Nog geen tien minuten later zat ik met mijn bergfiets in iets wat het meeste leek op de bedding van een drooggevallen waterval. En daar dan je fiets met 25 kilo bagage omhoog duwen. Na een uur ploeteren en de wegen volgen die er volgens Goegelmeps moesten zijn, maar er domweg niet waren en de Franse ambtenaar die die kaart aan Goegel had gegeven de typhus wensend, kwam ik ineens een gravelweg tegen. Omdat ik over die berg moest, volgde ik 'm bergop. Na een half uur klimmen, maar wel weer fietsend, kwam ik aan op een verlaten parkeerplaats.
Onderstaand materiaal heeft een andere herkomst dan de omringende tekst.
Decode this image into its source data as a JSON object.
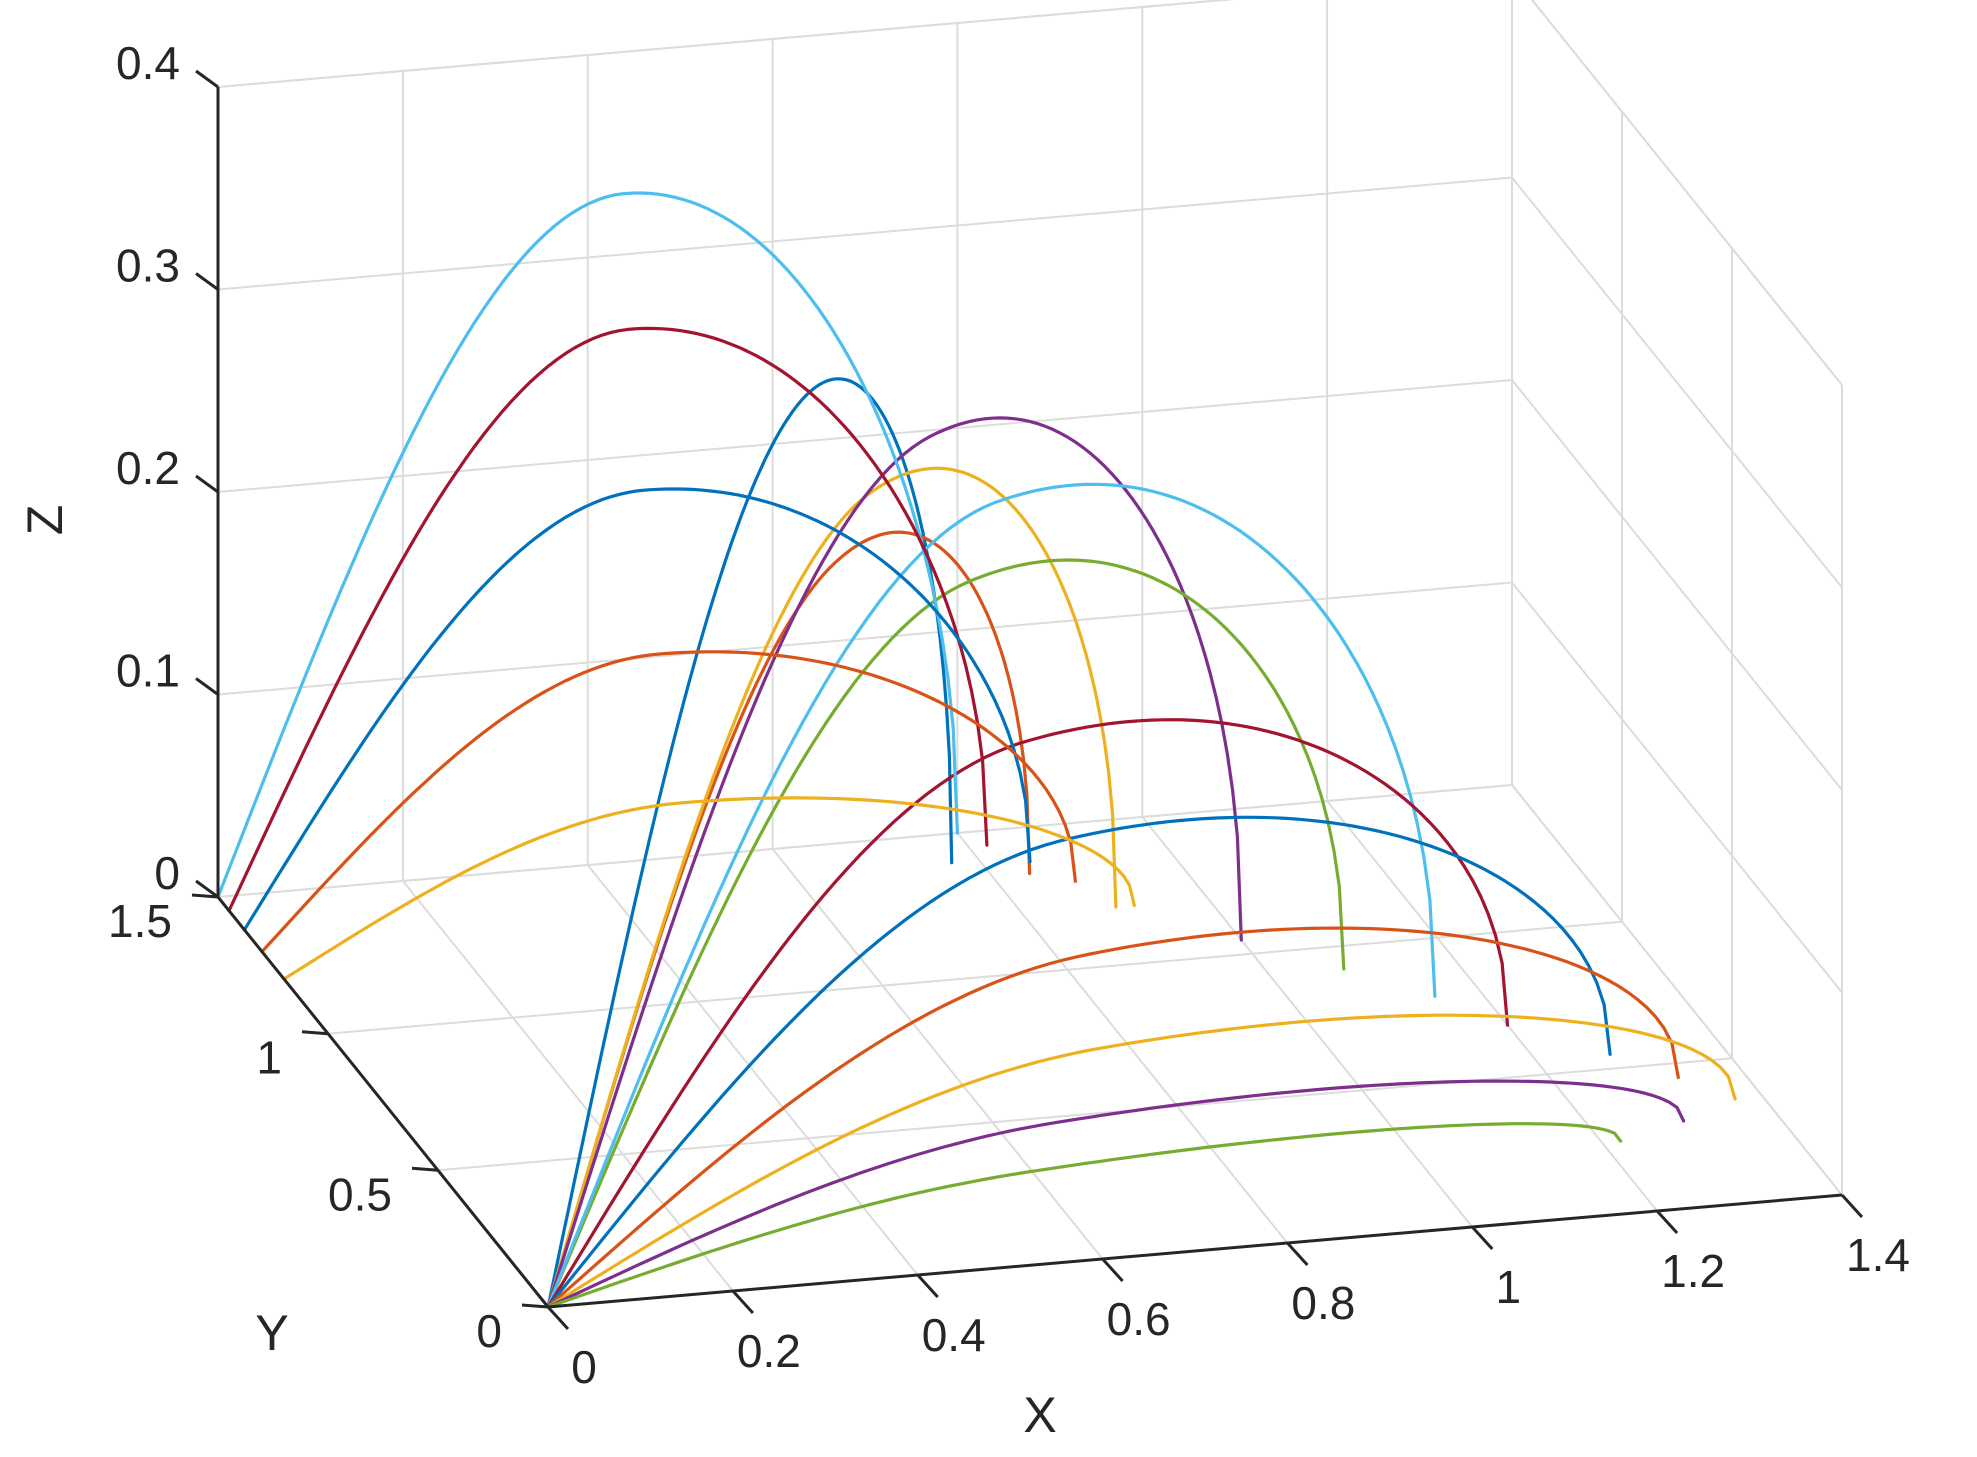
{
  "chart_data": {
    "type": "line",
    "title": "",
    "xlabel": "X",
    "ylabel": "Y",
    "zlabel": "Z",
    "xlim": [
      0,
      1.4
    ],
    "ylim": [
      0,
      1.5
    ],
    "zlim": [
      0,
      0.4
    ],
    "grid": true,
    "legend": "none",
    "xticks": [
      {
        "v": 0,
        "label": "0"
      },
      {
        "v": 0.2,
        "label": "0.2"
      },
      {
        "v": 0.4,
        "label": "0.4"
      },
      {
        "v": 0.6,
        "label": "0.6"
      },
      {
        "v": 0.8,
        "label": "0.8"
      },
      {
        "v": 1.0,
        "label": "1"
      },
      {
        "v": 1.2,
        "label": "1.2"
      },
      {
        "v": 1.4,
        "label": "1.4"
      }
    ],
    "yticks": [
      {
        "v": 0,
        "label": "0"
      },
      {
        "v": 0.5,
        "label": "0.5"
      },
      {
        "v": 1.0,
        "label": "1"
      },
      {
        "v": 1.5,
        "label": "1.5"
      }
    ],
    "zticks": [
      {
        "v": 0,
        "label": "0"
      },
      {
        "v": 0.1,
        "label": "0.1"
      },
      {
        "v": 0.2,
        "label": "0.2"
      },
      {
        "v": 0.3,
        "label": "0.3"
      },
      {
        "v": 0.4,
        "label": "0.4"
      }
    ],
    "colors": [
      "#0072BD",
      "#D95319",
      "#EDB120",
      "#7E2F8E",
      "#77AC30",
      "#4DBEEE",
      "#A2142F"
    ],
    "series": [
      {
        "start": [
          0.0,
          0.0,
          0.0
        ],
        "end": [
          0.77,
          1.4,
          0.0
        ],
        "peak_z": 0.31,
        "skew": 0.58
      },
      {
        "start": [
          0.0,
          0.0,
          0.0
        ],
        "end": [
          0.84,
          1.34,
          0.0
        ],
        "peak_z": 0.24,
        "skew": 0.55
      },
      {
        "start": [
          0.0,
          0.0,
          0.0
        ],
        "end": [
          0.9,
          1.2,
          0.0
        ],
        "peak_z": 0.29,
        "skew": 0.52
      },
      {
        "start": [
          0.0,
          0.0,
          0.0
        ],
        "end": [
          1.0,
          1.05,
          0.0
        ],
        "peak_z": 0.33,
        "skew": 0.5
      },
      {
        "start": [
          0.0,
          0.0,
          0.0
        ],
        "end": [
          1.08,
          0.92,
          0.0
        ],
        "peak_z": 0.27,
        "skew": 0.48
      },
      {
        "start": [
          0.0,
          0.0,
          0.0
        ],
        "end": [
          1.15,
          0.8,
          0.0
        ],
        "peak_z": 0.32,
        "skew": 0.46
      },
      {
        "start": [
          0.0,
          0.0,
          0.0
        ],
        "end": [
          1.2,
          0.68,
          0.0
        ],
        "peak_z": 0.21,
        "skew": 0.45
      },
      {
        "start": [
          0.0,
          0.0,
          0.0
        ],
        "end": [
          1.28,
          0.55,
          0.0
        ],
        "peak_z": 0.17,
        "skew": 0.44
      },
      {
        "start": [
          0.0,
          0.0,
          0.0
        ],
        "end": [
          1.33,
          0.45,
          0.0
        ],
        "peak_z": 0.12,
        "skew": 0.43
      },
      {
        "start": [
          0.0,
          0.0,
          0.0
        ],
        "end": [
          1.37,
          0.36,
          0.0
        ],
        "peak_z": 0.08,
        "skew": 0.42
      },
      {
        "start": [
          0.0,
          0.0,
          0.0
        ],
        "end": [
          1.3,
          0.3,
          0.0
        ],
        "peak_z": 0.05,
        "skew": 0.4
      },
      {
        "start": [
          0.0,
          0.0,
          0.0
        ],
        "end": [
          1.22,
          0.25,
          0.0
        ],
        "peak_z": 0.03,
        "skew": 0.4
      },
      {
        "start": [
          0.0,
          1.5,
          0.0
        ],
        "end": [
          0.8,
          1.5,
          0.0
        ],
        "peak_z": 0.33,
        "skew": 0.5
      },
      {
        "start": [
          0.0,
          1.45,
          0.0
        ],
        "end": [
          0.82,
          1.45,
          0.0
        ],
        "peak_z": 0.27,
        "skew": 0.48
      },
      {
        "start": [
          0.0,
          1.38,
          0.0
        ],
        "end": [
          0.85,
          1.38,
          0.0
        ],
        "peak_z": 0.2,
        "skew": 0.46
      },
      {
        "start": [
          0.0,
          1.3,
          0.0
        ],
        "end": [
          0.88,
          1.3,
          0.0
        ],
        "peak_z": 0.13,
        "skew": 0.44
      },
      {
        "start": [
          0.0,
          1.2,
          0.0
        ],
        "end": [
          0.92,
          1.2,
          0.0
        ],
        "peak_z": 0.07,
        "skew": 0.42
      }
    ]
  }
}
Die hoorde bij een even verlaten klooster, dat volgens het informatiebord in de Tweede Wereldoorlog gediend had als verzetshaard voor de Maquis. Er stond een slagboom, waar ik m'n fiets overheen tilde, en een wandelpad bordje dat mij wat hoop gaf, maar dat niet voor fietsers begaanbaar was wegens te nauw en veel te steil. Na m'n fiets opnieuw over de slagboom getild te hebben, volgde ik de weg 123 in godsnaam dan maar naar beneden. Halverwege de berg kwam dat pad uit op een geasfalteerde weg, die me via de VVV en een kaart van de regio verder richting Toulon bracht. Vroeger dan normaal stopte ik met fietsen. De boot ging pas de volgende avond laat en omdat ik bij een kruidenier echt goedkoop kouwe blikjes frisdank kon kopen, en ze erg tof waren daar. Het voelde goed, zeg maar. Soms heb je dat.
Er was ook een leuk campingkje een stukje bergafwaarts, dus ik heb daar m'n tentje opgezet en ben terug naar die kruidenier gegaan voor nog meer drinken en avondeten. De volgende dag was ik rond de middag in Toulon, maar omdat m'n boot pas 's avonds vertrok naar Bastia heb ik de hele dag rondjes langs de baai gereden. Ik had al een tijd geen zee meer gezien.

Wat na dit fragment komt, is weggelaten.